Member of the National Assembly of Pakistan
- In office 2002 – October 2013
- Constituency: NA-69 (Khushab-I)

Personal details
- Born: 19 December 1963 (age 62)

= Sumaira Malik =

Pakistani politician

Sumaira Malik (born 19 December 1963) is a Pakistani politician who had been a member of the National Assembly of Pakistan from 2002 to October 2013.

==Early life and education==
She was born on 19 December 1963.

She has done Master of Arts in Political Science from the University of the Punjab.

==Political career==
Malik was elected to the National Assembly of Pakistan from Constituency NA-69 (Khushab-I) as a candidate of National Alliance in the 2002 Pakistani general election. She received 71,925 votes and defeated Umer Aslam Awan, a candidate of Pakistan Muslim League (Q) (PML-Q). In September 2004, she was inducted into the federal cabinet of Prime Minister Shaukat Aziz and was appointed as Minister of State for Tourism.

She was re-elected to the National Assembly from Constituency NA-69 (Khushab-I) as a candidate of PML-Q in the 2008 Pakistani general election. She received 61,076 votes and defeated an independent candidate, Umer Aslam Awan.
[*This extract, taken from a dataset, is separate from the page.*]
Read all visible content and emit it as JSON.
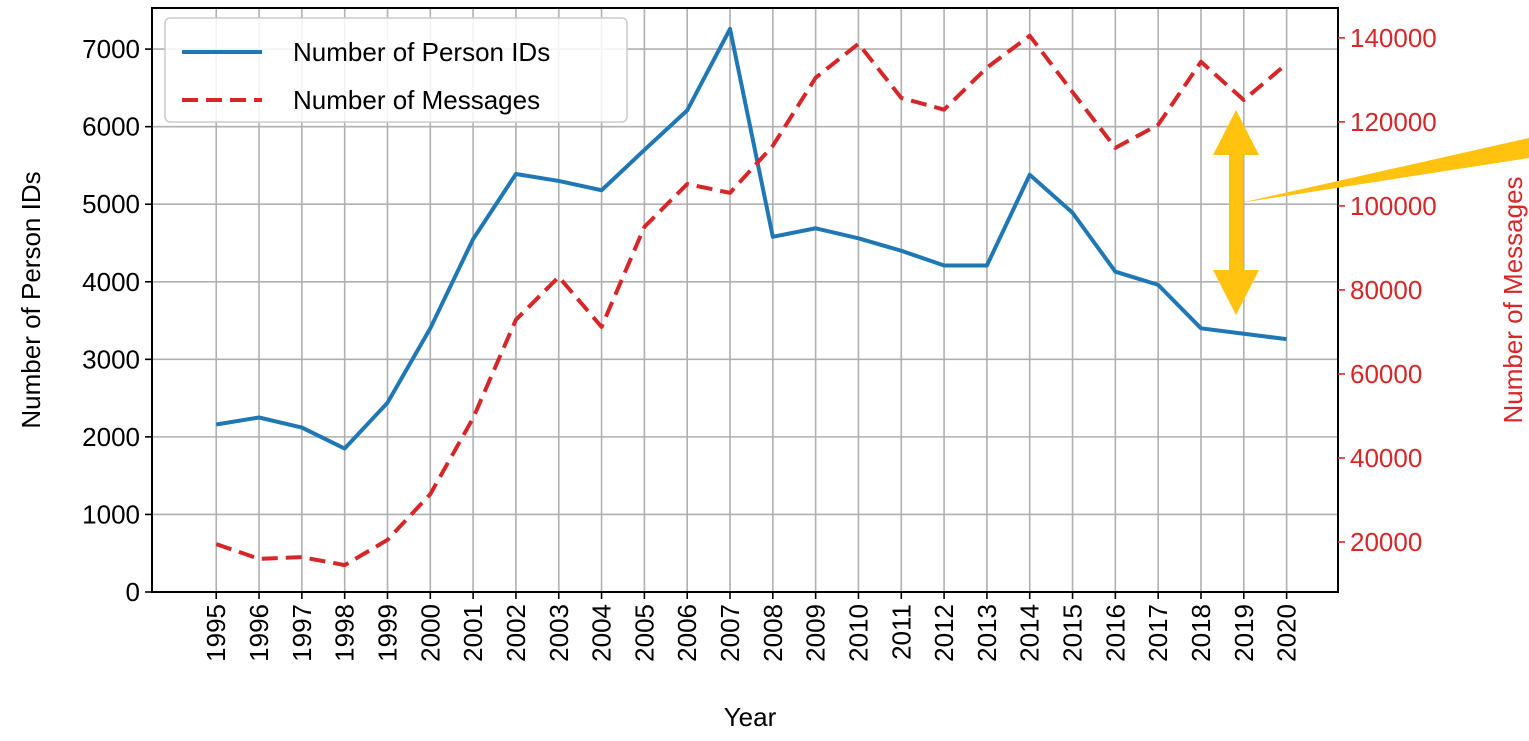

She was re-elected to the National Assembly from Constituency NA-69 (Khushab-I) as a candidate of Pakistan Muslim League (N) in the 2013 Pakistani general election. She received 119,193 votes and defeated Umer Aslam Awan, a candidate of Pakistan Tehreek-e-Insaf.

She was disqualified from the National Assembly by the Supreme Court of Pakistan due to fake degree in October 2013.

She once served as the Minister of Women Development and Minister of State for Youth Affairs.

In May 2018, the Supreme Court of Pakistan declared election of Malik as chairperson of the Khushab district council as null and void.

In June 2018, SC allowed her to contest 2018 Pakistani general election overturning previous decision over the fake degree.

In July 2018 she lost the election to Umer Aslam Awan, a candidate of Pakistan Tehreek-e-Insaf.